Países que adotaram estratégias de distanciamento social coordenadas nacionalmente foram bem sucedidos na contenção da pandemia; os que não o fizeram, colheram os piores resultados. Entre os últimos se destacam o Brasil e os Estados Unidos. Ambos governados por presidentes negacionistas, ambas federações de grande extensão territorial em que governos estaduais e locais adotam estratégias discrepantes e descoordenadas frente à Covid-19.

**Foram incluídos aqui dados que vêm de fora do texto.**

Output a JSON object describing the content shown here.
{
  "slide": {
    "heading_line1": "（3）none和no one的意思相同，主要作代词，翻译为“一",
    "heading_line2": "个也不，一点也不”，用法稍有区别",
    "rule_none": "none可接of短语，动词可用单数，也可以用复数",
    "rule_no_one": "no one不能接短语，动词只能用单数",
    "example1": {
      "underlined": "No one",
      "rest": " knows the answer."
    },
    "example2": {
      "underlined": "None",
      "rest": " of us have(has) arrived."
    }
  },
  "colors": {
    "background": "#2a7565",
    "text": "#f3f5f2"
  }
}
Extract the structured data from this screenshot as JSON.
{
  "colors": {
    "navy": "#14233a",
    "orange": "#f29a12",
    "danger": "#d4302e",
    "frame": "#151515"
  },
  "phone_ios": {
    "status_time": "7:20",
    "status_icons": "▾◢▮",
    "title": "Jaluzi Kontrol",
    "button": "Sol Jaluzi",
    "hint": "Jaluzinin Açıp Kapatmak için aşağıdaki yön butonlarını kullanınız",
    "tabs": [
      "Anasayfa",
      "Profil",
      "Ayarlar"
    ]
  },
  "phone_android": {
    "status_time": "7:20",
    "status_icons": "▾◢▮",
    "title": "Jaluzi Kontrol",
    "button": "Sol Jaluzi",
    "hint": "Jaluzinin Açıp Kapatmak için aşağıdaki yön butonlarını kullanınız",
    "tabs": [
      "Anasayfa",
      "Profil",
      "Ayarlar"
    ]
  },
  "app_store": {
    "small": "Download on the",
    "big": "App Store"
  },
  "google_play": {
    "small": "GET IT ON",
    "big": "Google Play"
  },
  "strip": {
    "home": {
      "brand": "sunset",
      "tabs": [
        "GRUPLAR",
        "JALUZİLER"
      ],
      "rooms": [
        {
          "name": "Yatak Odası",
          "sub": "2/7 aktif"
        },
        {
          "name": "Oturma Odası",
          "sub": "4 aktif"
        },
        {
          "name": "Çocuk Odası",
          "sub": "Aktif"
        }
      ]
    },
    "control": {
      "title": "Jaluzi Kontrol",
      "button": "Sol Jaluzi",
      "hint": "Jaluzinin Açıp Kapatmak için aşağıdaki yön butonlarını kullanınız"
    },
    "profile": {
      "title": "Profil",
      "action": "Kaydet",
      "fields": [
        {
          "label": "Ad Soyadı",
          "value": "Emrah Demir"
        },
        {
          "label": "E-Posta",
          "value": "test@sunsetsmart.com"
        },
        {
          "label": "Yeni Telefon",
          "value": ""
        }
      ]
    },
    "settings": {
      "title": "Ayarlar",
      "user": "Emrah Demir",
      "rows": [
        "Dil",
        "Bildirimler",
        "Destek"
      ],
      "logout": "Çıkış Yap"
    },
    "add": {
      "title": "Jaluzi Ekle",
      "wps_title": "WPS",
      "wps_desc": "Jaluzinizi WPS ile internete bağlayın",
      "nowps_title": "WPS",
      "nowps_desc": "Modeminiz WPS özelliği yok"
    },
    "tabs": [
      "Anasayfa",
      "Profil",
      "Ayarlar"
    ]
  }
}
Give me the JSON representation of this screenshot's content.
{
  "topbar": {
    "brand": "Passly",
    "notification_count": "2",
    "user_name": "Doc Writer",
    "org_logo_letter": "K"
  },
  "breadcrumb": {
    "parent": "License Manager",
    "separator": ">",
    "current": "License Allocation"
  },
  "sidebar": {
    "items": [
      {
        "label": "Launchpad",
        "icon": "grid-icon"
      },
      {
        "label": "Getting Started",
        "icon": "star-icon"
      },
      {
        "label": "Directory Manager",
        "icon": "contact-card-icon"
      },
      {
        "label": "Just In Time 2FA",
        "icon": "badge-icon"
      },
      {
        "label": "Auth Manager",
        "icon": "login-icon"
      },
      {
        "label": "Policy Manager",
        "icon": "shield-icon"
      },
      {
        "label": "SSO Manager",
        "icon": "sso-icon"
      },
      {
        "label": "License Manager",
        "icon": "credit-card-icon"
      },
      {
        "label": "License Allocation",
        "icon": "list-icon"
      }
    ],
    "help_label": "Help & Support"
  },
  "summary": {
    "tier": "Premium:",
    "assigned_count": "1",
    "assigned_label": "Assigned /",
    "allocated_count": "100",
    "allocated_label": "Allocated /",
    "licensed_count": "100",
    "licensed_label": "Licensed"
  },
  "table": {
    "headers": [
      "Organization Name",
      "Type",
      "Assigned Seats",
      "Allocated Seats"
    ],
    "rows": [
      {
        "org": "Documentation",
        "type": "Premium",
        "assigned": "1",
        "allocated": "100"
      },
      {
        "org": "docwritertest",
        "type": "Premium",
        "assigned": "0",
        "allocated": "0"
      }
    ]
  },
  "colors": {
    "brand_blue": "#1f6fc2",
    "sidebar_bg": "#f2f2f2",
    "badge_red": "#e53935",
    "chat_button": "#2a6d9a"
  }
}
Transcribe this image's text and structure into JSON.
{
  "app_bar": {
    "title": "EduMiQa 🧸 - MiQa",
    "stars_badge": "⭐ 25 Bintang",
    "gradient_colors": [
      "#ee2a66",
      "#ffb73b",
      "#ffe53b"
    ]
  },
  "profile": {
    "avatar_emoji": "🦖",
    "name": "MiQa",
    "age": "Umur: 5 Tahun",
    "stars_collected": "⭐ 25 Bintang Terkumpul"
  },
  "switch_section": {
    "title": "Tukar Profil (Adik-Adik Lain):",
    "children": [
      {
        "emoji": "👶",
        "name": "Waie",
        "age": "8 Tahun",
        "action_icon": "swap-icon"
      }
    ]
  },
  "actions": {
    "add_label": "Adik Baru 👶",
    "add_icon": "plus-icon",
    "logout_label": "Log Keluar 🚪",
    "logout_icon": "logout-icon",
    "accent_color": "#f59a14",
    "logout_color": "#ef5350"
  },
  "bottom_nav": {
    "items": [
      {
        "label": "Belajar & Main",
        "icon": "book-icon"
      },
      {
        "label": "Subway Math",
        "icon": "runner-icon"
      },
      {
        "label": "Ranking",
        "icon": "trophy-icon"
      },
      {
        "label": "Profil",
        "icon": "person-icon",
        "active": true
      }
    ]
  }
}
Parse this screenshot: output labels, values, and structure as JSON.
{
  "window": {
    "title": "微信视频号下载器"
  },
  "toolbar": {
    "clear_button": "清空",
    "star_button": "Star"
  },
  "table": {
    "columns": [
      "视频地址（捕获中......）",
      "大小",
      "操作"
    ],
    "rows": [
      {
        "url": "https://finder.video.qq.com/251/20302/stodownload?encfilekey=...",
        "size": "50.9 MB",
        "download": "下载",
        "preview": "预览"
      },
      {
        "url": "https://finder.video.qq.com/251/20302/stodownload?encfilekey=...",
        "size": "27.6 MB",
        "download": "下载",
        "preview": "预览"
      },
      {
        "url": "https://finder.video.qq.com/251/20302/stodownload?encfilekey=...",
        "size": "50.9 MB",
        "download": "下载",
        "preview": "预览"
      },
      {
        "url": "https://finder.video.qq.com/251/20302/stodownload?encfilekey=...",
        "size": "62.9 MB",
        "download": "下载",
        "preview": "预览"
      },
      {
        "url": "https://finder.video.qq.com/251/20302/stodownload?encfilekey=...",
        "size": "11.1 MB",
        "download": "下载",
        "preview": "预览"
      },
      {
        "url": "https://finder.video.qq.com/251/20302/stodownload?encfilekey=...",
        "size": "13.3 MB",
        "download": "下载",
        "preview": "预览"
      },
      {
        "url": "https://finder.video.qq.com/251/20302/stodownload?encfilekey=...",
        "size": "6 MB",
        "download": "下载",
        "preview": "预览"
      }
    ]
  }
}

No federalismo brasileiro, como em outros mundo afora, a opção por assegurar direitos sociais nacionais requereu mecanismos de coordenação das ações de estados ou governos locais para atingir objetivos nacionais, como ocorreu no nosso SUS. A Emenda Constitucional 29/2000 fixou despesas mínimas com saúde para cada nível de governo; as transferências condicionadas de recursos induziram programas nacionais estruturantes como o Saúde da Família em escala nacional; e arenas federativas de pactuação como a Comissão Intergestores Tripartite fizeram com que o SUS se tornasse "único". Era grande vantagem em relação à federação norte-americana no enfrentamento à Covid-19, mas o Governo Bolsonaro a jogou fora, assim como desprezou o aprendizado institucional do Ministério da Saúde, agora militarizado e esvaziado tecnicamente.

Sem coordenação central, estados e municípios passaram a atuar fora de uma estratégia nacional de contenção diante de um vírus que não respeita fronteiras. A diversidade decisória, típica do federalismo americano, amplia sobremaneira suas chances de permanência e estragos nas duas federações, como mostra o crescimento da pandemia no Centro-Oeste e Sul brasileiros ou no Sul dos Estados Unidos. O dilema de estados e municípios entre ceder ou não ao relaxamento não é um problema individual, mas coletivo, de toda a federação. É dos governos centrais o papel de evitar que governos subnacionais façam escolhas em prejuízo da coletividade, induzindo a cooperação de todos para que cada um se "salve do próprio egoísmo". Nem Bolsonaro, nem Trump estão dispostos a exercer este papel: eles próprios atacam suas federações enquanto a Covid-19 nos dá mais uma lição sobre os problemas de ação coletiva.